Lord, protect my heart from getting lost again.

Friday, May 8, 2009

A Mother's Greatest Gift

The greatest gift a mother can give her children is instruction about faith principles. Do your youngsters see godly precepts lived out in your words and choices? Parents are a child's first spiritual advisors. However, if moms and dads do not instruct young people, someone else will. We absolutely cannot neglect our responsibility to train up our kids in the way they should go (Prov. 22:6).

Each person comes into the world as a "blank slate" that over time develops a belief system--a grid that filters everything the mind takes in. A child who has been prayed over and taught God's ways will see the world as it truly is. But one who's been programmed by secular culture or another religion will view life as he or she wishes it to appear--or through someone else's tinted lens.

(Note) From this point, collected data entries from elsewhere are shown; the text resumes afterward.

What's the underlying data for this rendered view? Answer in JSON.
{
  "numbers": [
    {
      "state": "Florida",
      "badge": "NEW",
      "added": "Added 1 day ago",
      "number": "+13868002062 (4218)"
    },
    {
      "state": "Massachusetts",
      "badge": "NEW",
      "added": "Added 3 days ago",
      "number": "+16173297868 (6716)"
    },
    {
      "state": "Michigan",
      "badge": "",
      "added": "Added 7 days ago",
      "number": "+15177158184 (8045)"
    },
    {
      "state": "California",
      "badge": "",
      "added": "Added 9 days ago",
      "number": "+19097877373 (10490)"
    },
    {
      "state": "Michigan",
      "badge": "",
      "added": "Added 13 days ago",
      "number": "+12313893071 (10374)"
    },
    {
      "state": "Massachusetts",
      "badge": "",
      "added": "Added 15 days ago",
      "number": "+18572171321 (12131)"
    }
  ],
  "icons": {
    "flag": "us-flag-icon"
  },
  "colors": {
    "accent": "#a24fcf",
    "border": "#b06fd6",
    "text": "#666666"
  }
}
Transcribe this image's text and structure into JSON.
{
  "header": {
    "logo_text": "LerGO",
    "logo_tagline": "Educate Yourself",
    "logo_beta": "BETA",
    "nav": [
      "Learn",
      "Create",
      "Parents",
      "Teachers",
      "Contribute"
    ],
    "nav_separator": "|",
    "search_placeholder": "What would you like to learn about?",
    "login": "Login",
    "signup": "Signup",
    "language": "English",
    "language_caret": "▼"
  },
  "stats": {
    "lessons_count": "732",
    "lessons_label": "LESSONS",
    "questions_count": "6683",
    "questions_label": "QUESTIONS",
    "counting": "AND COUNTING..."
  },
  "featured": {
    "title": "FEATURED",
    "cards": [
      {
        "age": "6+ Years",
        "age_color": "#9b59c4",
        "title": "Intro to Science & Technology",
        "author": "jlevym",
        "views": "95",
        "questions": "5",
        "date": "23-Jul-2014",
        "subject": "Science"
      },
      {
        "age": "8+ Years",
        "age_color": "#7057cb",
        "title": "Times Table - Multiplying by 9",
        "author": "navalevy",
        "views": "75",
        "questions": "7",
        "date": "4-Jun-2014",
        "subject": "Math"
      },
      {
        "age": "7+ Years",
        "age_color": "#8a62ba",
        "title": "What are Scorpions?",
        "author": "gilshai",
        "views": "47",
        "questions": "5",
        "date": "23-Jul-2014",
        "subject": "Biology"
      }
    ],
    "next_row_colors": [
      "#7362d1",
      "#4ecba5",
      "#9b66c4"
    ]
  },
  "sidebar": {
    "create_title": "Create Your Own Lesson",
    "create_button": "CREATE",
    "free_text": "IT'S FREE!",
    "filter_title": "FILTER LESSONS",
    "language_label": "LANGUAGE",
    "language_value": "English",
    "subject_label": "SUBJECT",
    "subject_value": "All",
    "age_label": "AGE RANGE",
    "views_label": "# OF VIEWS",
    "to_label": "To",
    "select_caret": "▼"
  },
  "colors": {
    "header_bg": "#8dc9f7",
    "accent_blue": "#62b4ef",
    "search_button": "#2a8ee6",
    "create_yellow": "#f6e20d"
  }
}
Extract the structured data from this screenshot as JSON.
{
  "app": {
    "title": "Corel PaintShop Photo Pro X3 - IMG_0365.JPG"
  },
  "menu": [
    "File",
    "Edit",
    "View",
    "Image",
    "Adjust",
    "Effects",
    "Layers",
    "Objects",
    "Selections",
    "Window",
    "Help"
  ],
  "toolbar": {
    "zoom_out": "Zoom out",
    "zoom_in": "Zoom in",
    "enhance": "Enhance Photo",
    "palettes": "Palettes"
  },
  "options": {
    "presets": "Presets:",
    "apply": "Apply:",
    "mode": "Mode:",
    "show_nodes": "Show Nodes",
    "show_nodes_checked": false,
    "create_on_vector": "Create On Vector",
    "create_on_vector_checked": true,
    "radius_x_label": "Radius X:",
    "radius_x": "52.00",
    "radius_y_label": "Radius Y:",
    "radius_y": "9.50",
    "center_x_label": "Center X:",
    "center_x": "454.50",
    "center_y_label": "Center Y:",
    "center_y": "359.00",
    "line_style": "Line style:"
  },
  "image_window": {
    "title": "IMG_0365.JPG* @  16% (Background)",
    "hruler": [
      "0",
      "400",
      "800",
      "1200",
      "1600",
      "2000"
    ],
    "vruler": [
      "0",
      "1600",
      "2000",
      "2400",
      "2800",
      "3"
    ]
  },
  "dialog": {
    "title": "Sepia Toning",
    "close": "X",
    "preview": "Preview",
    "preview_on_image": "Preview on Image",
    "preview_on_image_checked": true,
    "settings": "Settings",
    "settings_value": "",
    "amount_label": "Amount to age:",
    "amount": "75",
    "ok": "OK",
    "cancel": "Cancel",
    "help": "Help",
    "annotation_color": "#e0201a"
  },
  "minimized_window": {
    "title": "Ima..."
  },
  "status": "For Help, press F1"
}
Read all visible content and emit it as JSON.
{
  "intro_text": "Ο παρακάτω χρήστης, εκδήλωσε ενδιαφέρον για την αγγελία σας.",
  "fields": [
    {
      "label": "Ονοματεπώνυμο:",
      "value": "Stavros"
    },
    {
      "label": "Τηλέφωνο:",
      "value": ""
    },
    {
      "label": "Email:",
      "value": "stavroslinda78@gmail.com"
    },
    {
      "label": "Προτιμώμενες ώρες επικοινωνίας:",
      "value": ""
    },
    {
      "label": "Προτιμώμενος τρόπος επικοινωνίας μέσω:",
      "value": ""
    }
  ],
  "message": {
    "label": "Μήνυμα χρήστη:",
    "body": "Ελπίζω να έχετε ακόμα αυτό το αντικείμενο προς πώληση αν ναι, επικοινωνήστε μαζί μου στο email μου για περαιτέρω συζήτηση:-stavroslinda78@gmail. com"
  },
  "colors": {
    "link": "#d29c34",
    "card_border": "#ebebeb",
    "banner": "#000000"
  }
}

Pastors and Sunday school teachers can help to form a child's grid, but they cannot do all the work. It is the responsibility of parents to invest whatever time, patience, and love are necessary to grow boys and girls into godly men and women. Teach them biblical principles, talk about the Lord and His ways, and show them what a righteous life looks like by living one. In other words, be the kind of believer that you hope your child will become.

Sending a child into the world without a biblical foundation is like throwing him into a lion's den without weapons or armor. Little ones cannot discern truth from error because their grid systems are immature. Parents must defend children's minds against the world's onslaught until they are ready to take over the challenge themselves.